We should never underestimate the capacity of any politician to eat crow, or to endure humiliation, as long as his interests are served, preferably in the short run. But the self-righteousness of the impeachment spokesman couldn’t have been more off-putting. Those on the other side of the impeachment divide naturally see themselves as acting morally too — or at least entitled to the many uses of the language of morality. To be reminded, as Reyes effectively reminded them, that the pursuit of truth was the monopoly of only those for impeachment, was to lose face in one’s own house.

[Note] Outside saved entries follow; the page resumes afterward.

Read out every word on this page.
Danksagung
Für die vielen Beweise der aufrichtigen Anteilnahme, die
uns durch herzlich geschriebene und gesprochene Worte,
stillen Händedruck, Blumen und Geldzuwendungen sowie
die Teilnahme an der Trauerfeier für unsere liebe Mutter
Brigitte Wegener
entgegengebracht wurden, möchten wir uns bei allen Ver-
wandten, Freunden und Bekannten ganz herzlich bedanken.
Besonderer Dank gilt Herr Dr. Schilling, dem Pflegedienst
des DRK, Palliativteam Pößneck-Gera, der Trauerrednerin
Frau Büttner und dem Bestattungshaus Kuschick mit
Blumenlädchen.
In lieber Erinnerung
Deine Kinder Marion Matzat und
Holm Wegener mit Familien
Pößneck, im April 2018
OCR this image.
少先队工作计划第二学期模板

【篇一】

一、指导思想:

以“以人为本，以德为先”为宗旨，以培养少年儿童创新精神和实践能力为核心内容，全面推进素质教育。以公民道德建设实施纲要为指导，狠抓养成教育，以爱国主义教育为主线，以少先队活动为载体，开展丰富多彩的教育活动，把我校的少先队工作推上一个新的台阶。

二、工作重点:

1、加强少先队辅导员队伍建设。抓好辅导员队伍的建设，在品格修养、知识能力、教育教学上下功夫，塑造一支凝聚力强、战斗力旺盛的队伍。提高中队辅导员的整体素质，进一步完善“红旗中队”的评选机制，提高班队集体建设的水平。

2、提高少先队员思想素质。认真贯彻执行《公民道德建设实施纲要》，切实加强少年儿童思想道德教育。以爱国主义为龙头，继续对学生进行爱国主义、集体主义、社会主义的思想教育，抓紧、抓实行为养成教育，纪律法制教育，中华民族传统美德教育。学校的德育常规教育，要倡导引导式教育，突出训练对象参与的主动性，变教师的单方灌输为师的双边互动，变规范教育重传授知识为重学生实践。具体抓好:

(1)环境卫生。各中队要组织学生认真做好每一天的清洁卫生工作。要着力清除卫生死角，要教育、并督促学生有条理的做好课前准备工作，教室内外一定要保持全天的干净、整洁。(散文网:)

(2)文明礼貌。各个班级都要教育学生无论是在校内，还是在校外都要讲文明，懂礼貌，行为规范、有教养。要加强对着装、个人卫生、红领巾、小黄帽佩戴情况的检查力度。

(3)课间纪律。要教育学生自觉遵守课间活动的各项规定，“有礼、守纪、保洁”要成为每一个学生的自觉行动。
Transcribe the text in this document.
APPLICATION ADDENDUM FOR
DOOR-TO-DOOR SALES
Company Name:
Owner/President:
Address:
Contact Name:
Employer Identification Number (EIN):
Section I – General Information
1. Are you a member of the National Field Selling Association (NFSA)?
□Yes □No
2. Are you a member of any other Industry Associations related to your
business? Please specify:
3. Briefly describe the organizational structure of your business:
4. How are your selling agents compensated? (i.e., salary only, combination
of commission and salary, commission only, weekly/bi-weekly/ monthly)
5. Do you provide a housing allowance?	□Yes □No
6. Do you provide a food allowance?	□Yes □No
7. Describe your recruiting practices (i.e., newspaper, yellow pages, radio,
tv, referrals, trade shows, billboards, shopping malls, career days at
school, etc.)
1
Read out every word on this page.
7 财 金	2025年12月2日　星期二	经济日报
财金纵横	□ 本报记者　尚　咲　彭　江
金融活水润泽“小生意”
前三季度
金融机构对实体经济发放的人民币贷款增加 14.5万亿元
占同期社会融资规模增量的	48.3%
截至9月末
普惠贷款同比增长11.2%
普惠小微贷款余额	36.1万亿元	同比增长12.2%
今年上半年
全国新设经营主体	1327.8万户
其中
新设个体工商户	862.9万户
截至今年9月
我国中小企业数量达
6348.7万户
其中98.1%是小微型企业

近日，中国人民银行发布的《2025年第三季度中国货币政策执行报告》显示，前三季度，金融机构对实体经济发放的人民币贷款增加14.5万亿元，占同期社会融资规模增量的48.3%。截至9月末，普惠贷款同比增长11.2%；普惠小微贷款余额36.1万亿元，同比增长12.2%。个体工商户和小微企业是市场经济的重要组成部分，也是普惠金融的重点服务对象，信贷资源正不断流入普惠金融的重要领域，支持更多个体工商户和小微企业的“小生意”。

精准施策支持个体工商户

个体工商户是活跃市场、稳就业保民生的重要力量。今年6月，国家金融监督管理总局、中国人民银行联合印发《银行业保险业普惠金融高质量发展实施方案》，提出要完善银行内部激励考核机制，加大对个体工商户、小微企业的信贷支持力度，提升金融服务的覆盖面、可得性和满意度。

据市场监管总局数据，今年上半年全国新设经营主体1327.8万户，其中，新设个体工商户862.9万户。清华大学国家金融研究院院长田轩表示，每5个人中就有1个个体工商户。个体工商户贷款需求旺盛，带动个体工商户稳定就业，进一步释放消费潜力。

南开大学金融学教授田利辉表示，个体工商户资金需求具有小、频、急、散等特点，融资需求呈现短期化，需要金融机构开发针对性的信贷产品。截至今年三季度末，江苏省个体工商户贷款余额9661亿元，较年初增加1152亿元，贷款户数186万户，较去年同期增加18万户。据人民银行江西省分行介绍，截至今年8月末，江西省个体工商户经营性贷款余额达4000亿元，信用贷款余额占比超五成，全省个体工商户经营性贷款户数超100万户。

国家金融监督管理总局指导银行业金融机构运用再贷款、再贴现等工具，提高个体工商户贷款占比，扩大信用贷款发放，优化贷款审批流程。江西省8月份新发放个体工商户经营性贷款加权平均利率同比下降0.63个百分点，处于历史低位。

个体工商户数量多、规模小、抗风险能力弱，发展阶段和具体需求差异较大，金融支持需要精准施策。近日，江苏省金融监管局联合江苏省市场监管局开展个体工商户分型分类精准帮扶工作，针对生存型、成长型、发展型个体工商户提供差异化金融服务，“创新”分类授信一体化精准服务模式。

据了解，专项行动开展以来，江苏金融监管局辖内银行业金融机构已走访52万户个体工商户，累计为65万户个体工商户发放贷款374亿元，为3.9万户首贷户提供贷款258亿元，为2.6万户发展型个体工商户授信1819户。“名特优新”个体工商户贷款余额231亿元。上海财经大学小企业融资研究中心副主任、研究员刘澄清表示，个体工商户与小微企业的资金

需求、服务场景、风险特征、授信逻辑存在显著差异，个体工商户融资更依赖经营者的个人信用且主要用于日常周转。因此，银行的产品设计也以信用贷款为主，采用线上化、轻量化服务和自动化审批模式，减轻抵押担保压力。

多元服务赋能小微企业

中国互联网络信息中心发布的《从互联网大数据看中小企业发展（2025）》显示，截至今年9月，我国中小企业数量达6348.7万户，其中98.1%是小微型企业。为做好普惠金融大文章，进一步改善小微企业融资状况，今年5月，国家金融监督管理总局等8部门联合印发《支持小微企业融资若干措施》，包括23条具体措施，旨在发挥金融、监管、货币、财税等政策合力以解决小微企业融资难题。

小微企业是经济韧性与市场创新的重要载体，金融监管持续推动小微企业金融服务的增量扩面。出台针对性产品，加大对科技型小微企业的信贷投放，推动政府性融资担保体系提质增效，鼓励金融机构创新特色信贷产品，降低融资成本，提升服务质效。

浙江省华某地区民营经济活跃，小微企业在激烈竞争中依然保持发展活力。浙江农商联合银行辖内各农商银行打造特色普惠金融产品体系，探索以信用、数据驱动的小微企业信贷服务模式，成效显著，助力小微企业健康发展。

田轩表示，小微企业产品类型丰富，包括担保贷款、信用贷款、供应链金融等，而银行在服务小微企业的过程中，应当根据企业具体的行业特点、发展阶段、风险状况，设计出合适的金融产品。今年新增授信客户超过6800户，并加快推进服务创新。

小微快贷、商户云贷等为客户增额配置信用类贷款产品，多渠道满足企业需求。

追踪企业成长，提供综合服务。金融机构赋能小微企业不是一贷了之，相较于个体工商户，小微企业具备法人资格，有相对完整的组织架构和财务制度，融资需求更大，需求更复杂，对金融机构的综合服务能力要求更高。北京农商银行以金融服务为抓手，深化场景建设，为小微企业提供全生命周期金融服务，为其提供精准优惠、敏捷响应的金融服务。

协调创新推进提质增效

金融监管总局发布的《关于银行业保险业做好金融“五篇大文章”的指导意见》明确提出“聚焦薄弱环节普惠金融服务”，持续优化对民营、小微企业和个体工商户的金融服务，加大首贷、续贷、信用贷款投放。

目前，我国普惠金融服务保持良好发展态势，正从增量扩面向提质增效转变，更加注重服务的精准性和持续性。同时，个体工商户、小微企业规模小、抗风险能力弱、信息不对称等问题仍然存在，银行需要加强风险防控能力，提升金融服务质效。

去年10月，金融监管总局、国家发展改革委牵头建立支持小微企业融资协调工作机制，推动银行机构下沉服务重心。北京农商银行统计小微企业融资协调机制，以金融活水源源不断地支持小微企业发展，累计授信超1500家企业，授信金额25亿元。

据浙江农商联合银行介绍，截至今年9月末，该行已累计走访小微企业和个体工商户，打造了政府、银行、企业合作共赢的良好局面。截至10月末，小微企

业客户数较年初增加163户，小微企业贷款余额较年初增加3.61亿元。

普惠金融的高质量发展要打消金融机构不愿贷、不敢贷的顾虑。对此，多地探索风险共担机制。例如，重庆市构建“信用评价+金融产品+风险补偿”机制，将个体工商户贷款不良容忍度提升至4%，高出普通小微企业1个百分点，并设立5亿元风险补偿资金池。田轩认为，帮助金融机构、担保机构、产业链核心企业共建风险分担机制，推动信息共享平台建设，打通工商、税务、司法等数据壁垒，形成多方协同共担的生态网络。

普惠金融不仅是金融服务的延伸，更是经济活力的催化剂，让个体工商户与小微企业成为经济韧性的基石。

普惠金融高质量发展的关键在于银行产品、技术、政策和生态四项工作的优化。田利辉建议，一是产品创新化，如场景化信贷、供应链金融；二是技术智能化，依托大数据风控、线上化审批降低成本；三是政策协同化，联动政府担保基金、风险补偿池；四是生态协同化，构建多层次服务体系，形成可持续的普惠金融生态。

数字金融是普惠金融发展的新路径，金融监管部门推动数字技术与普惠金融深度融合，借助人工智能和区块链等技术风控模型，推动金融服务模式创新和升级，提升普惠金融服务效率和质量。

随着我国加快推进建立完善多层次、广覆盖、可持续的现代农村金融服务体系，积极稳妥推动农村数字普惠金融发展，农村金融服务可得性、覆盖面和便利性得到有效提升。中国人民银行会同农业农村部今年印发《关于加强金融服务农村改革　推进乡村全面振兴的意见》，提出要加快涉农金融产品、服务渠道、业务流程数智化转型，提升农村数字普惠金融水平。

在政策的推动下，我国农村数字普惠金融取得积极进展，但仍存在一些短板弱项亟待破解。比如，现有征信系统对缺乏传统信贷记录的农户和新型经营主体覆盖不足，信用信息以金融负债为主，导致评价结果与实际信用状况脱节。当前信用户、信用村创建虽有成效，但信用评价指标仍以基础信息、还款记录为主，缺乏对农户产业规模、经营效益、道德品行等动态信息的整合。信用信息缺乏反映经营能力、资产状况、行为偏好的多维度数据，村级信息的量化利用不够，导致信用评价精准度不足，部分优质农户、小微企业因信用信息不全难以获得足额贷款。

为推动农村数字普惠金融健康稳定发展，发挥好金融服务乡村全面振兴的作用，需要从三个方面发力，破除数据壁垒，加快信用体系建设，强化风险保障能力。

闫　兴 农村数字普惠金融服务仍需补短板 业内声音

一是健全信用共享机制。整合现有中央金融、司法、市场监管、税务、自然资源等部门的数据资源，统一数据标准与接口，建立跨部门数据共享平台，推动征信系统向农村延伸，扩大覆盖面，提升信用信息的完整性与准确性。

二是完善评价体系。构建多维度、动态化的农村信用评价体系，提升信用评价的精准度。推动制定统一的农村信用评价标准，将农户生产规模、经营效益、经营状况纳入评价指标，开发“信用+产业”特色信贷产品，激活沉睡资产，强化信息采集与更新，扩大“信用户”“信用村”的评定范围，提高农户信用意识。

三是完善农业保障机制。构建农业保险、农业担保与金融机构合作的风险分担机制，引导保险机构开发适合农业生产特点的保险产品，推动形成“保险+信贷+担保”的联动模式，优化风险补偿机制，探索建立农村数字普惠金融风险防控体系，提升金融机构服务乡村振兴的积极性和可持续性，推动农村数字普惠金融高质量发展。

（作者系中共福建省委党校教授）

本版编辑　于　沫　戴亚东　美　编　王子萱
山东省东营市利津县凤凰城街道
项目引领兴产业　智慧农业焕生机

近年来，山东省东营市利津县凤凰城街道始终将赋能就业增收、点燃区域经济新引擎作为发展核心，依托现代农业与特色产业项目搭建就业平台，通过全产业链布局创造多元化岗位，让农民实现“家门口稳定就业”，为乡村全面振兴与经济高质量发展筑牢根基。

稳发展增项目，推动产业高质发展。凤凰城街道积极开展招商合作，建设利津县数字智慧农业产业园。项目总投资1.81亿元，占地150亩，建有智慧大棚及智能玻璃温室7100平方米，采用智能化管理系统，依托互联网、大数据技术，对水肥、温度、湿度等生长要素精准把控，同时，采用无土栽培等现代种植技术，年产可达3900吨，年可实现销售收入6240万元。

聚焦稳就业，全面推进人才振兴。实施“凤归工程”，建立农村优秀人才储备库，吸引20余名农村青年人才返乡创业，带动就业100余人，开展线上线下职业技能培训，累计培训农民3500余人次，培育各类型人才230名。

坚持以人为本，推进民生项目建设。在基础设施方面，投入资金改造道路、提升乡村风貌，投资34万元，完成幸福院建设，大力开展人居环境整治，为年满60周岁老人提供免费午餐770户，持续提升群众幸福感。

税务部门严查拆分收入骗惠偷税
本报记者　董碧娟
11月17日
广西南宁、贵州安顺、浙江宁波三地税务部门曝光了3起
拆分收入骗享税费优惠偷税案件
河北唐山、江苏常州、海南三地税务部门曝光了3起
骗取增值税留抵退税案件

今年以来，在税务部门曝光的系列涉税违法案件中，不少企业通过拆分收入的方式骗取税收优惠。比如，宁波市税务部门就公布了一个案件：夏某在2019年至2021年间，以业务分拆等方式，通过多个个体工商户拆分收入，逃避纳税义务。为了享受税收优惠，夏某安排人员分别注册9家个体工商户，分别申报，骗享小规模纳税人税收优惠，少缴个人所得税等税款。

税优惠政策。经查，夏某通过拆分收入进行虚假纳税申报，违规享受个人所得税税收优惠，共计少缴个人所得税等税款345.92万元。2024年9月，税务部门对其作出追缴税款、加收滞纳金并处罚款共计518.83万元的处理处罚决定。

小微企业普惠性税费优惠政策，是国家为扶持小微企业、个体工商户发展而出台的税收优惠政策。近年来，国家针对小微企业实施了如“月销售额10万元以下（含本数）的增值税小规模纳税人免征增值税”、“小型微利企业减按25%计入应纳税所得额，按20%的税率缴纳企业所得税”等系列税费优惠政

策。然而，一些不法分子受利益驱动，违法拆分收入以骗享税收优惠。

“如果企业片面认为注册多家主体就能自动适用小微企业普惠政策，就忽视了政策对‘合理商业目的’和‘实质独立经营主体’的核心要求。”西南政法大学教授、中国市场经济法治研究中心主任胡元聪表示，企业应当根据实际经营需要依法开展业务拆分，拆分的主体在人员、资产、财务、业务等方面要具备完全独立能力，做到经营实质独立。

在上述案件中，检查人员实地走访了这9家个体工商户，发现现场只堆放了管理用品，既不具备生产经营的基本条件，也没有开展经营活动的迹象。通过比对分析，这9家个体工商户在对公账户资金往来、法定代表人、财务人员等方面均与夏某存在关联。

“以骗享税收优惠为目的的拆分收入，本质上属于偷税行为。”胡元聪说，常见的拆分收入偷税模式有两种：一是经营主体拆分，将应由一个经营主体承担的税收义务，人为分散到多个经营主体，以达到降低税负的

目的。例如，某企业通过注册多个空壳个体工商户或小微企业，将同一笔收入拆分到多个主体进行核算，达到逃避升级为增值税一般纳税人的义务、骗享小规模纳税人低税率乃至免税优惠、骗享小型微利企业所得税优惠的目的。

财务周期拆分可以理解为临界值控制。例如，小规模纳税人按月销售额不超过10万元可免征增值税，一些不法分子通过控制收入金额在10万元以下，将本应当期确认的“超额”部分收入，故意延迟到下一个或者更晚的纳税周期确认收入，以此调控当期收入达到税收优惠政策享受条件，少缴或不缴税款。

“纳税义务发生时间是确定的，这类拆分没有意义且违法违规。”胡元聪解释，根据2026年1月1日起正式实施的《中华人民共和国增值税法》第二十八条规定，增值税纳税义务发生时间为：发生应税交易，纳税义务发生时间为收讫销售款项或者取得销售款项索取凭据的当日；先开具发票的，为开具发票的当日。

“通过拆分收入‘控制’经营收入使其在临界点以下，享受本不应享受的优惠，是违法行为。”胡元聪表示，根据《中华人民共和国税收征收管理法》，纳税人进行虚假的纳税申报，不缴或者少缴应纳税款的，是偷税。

Besides, there is the moral nature of the "23" practical, deal-making, we’ll-wait-for-the-right-time-to-get-off-the-fence congressmen who wrote secret commitments. These commitments, as revealed by Reyes, may have added a pragmatic and necessary touch to the impeachment camp’s overall strategy, but let’s face it: They also subtract from the moral character of the impeachment’s search for truth. 

Reyes may have thought his aim was to win at least six more signatories. But his speech as prepared and delivered did the opposite: It probably cost the opposition votes.



Filed under Readings in Politics

2 responses to “The wrong audience

  1. hma

    23 secret commitments? please. it’s a bluff. notice no one’s biting anymore. they not only look desperate, they look pathetic.

  2. I am chastened by Manolo’s generous words (in his updated Thursday roundup), and must admit I did not do justice to his nuanced view of Edmund Reyes’s speech.

    And if Teddy Locsin (whom he quotes) is right about the speech only hardening party lines, then Reyes may not have cost the pro-impeachment camp any votes. He just didn’t win any new ones.